ZÉ TEIXEIRA - Quando você administra mal acontece esse tipo de coisa: a Enersul foi vendida no governo passado e foi um ajuste do Governo do Estado com a União. O Estado aceitou a exigência do Governo Federal para fazer um alongamento da dívida do Estado vendendo a empresa de energia elétrica que deu um grande prejuízo para Mato Grosso do Sul. Hoje vemos que a tecnologia mudou e melhorou muito. Vemos quantos funcionários precisam hoje para administrar a energia no Mato Grosso do Sul e quantos tinham antes. Tinha um prédio no Parque dos Poderes com dois mil e quinhentos funcionários da Enersul. Hoje a empresa é enxuta e ganha dinheiro. A Enersul vendeu para uma empresa portuguesa, depois uma tal de Rede comprou e agora ouvi falar que fizeram uma auditoria e que essa empresa Rede estava falida e a Energiza assumiu. Tem um passivo de 700 milhões que ninguém diz que assumiu.
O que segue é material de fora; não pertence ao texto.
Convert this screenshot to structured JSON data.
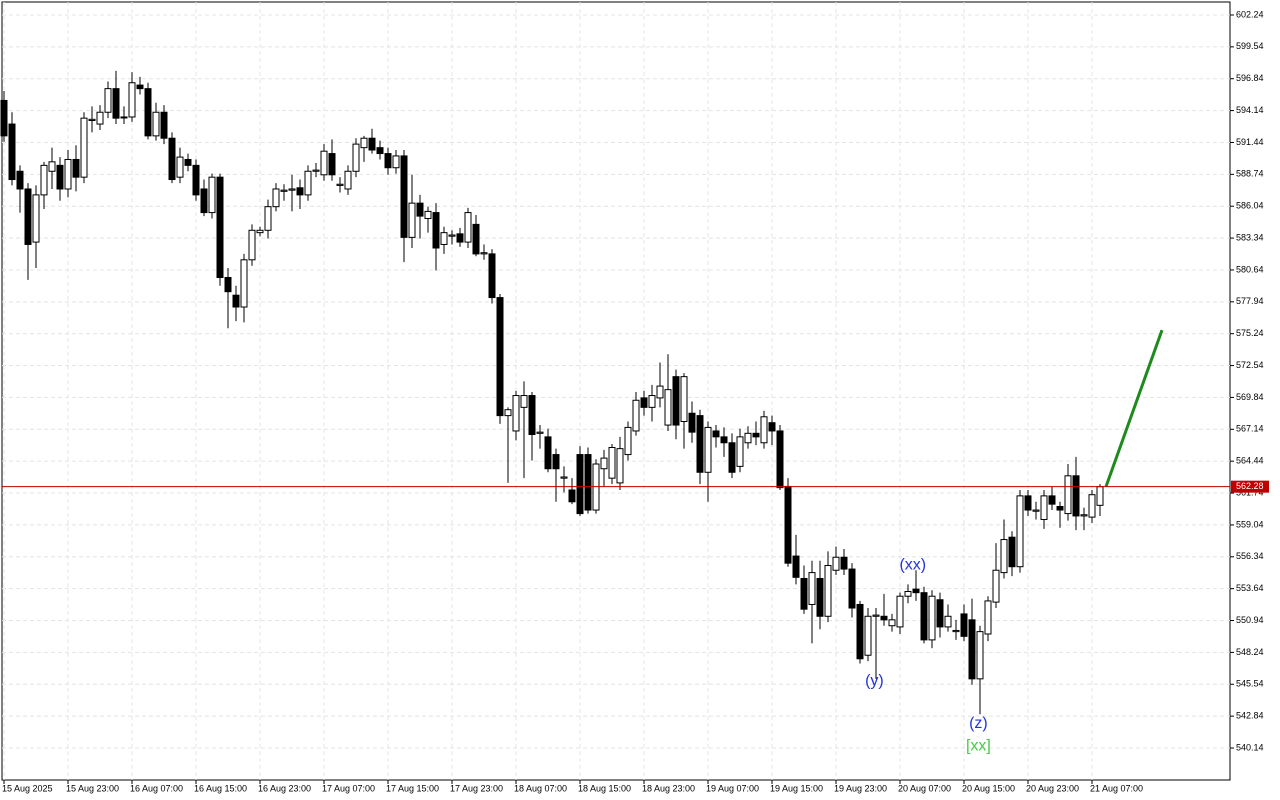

O que está sendo investigado, através da CPI é a empresa Rede, porque a outra que entrou não tem o que investigar, porque ela pegou uma auditoria feita através de uma empresa e assumiu a Rede, agora se houve prejuízo para o consumidor que na outra CPI foi provado que burlaram o balanço e que tinha aumentado a energia acima do que era permitido através das agências reguladoras e esse dinheiro foi devolvido na conta, tanto é que foram três anos sem subir a energia elétrica nessa empresa que foi vendida que é a empresa Rede. O que eu ouço falar é que dentro dessa empresa Rede que foi mal administrada, existiam pagamentos para pessoas que não eram da empresa em Mato Grosso do Sul. Se nesse prejuízo houve reflexo ao consumidor, eu acho que a empresa que assumiu é responsável pelo valor do consumo da energia eletrica e se houve algo doloso e mal feito dentro da empresa que vendeu não é problema da Assembleia Legislativa fiscalizar. O que a Assembleia tem que fiscalizar é se houve prejuízo para o consumidor. Essa é nossa obrigação. Mal feito de empresa, não.